The human rights group posited that what Nigeria needs right now is not a decision or action based on polarization or divisiveness, rather  concerted efforts of all Nigerians and government to fight the common enemies in the entire territory of the country.

“A terrorist threat in the North must be seen as a threat to the south and vise versa – something needing a collective solution for our collective security as a people,” the organization said.

It warned against ethnic, sectional, political and religious-based inflammatory statements at this stage of the nation’s predicament.

The organization noted that part of Nigeria’s inability to fight crime is the lack of a national database which is critical to detecting criminal activities.

“Even the presence of the U.S.  Special Force in Nigeria today has done little to change the insecurity in the country because we lack basic security infrastructure, including National Database.

Nigeria is overdue for a National Fingerprint Database to match extracted fingerprint from crime scene, but this cannot be done without National registration of citizens and other people living in the country.”

Concerned Arewa Citizens and Southeast Governors’ agitation for National Registration is on course, but must be devoid of selfish, sectional or ethnic undertones and rather implemented nation-wide to achieve the desired results of ensuring national security.

“That America and many other Western Nations are able to fight crime or provide adequate security to their citizens despite numerous challenges they face on daily basis underscores the importance of crime fighting technology.

Today’s dangerous world requires proactive application of relevant advanced technological equipment and not waiting for crime to happen before responding,” the organization advised.

Edo United noted that from research,  there is a wide range of new innovations of this technology that have applications for crime investigation, prevention and control, adding that Fingerprint evidence is becoming more  powerful as it can now be linked up electronically with the ones on database.

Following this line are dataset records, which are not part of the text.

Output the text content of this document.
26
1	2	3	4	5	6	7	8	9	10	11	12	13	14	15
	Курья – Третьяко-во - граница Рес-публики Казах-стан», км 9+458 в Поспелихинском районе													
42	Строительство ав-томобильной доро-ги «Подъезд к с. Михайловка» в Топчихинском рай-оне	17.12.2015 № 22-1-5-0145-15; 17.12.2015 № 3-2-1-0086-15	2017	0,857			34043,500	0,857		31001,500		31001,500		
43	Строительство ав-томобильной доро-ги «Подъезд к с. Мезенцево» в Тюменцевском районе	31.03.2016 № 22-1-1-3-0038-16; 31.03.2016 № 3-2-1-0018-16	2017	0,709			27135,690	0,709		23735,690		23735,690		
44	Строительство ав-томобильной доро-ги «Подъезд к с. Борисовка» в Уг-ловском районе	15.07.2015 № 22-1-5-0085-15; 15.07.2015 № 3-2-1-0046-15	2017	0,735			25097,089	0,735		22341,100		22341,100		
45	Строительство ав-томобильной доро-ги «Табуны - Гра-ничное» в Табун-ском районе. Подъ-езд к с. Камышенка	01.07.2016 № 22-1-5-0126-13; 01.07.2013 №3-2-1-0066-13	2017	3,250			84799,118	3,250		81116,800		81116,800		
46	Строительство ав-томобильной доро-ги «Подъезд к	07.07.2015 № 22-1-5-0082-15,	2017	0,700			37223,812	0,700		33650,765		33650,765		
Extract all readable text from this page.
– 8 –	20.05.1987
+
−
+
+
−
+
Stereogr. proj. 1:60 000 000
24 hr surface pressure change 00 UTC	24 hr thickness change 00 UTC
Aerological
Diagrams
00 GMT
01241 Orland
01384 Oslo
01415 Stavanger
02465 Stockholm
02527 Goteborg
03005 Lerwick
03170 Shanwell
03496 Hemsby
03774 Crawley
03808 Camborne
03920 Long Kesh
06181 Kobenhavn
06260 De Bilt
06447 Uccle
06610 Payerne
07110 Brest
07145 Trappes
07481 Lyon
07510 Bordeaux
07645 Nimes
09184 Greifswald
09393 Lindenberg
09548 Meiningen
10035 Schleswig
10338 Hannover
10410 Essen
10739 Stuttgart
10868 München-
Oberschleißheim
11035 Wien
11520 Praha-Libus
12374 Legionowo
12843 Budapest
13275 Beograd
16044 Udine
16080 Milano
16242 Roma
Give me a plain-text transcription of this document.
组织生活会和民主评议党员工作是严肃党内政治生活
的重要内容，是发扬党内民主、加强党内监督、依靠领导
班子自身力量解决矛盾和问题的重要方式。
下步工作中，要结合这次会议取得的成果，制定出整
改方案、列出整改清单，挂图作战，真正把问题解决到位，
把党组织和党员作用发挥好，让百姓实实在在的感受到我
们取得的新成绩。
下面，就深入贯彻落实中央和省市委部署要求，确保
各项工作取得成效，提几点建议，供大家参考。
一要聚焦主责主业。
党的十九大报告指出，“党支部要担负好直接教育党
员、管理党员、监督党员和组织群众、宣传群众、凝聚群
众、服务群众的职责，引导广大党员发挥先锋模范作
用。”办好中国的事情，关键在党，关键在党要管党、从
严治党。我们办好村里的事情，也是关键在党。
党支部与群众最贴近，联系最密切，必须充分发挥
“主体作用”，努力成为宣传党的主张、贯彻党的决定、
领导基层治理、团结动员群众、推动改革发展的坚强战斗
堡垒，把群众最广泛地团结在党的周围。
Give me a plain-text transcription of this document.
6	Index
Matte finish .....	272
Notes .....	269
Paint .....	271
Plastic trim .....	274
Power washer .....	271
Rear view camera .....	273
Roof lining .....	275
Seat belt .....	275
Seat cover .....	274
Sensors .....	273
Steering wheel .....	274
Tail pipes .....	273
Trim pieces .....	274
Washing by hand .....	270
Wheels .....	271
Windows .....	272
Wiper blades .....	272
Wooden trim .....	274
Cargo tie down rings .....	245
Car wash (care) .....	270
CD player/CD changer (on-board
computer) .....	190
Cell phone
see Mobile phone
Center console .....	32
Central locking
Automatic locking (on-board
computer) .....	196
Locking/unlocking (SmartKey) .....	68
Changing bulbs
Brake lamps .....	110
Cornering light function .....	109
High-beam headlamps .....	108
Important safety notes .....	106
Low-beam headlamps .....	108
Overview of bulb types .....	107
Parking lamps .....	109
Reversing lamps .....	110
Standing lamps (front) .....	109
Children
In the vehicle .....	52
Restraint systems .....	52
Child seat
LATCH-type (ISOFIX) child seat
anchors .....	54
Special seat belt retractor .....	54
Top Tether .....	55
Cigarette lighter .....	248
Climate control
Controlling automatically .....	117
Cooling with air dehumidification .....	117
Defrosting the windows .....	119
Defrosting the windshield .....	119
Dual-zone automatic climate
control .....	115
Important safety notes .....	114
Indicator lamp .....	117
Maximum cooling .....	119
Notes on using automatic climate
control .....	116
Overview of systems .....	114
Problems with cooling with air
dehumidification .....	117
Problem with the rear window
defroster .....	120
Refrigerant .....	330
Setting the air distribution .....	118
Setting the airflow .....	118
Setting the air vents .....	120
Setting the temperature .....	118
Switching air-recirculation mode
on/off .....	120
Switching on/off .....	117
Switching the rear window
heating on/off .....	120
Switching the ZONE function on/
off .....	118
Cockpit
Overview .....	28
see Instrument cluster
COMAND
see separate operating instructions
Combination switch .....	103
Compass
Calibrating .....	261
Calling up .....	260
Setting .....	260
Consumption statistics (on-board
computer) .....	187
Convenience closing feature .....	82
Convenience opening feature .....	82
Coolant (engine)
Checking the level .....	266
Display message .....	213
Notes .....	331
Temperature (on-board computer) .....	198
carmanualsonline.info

The organization referred to the new Automated Fingerprint Identification System (AFIS) with the capability to track criminals even years after they committed their crimes, identify culprits by searching through thousands of fingerprints on database to match a perpetuator’s latent print taken from crime scene within two hours of crime commission.

 The group quoted Debbie L.Benningfield, a fingerprint expert who has been using AFIS technology to solve crime mystery since it was developed, as saying: investigators “are solving cases that were previously unsolved, and by getting bad guys off the streets we are preventing crimes from happening.”

It said that for the war on terror and other crimes to succeed the government must have the political will to confront the enemies both from within and without and observed that this appear to be lacking at the moment.

It is this lack of political will, the group believed has prevented the government t from being able to assemble a potent Strike Force to rout out  a rag-tag insurgency, and  kidnappers that are making life unbearable for Nigerian citizens and visitors.

Edo United Regretted that  despite the nation’s enormous security problems, it has not fully engaged or embraced the use of modern IT-based Security Digital Video Surveillance to fight criminal activities, including terrorism and kidnapping.

According to the organization, human security is a critical component and center-piece of good political agenda, but that for a nation to grow and be stable, the protection of citizens must be the strategic concern of Government.

“Over the years technological equipment has had profound influence on the way the war against crime is carried out in developed Nations; without crime fighting technology, police and other law enforcement agencies can never be effective; countries, such as America and Britain, are not crime-free, but law enforcement agencies in those countries have been able to utilize high technology-based devices, including Digital Video Surveillance to protect their citizens,  deter and unravel crime,” the organization remarked.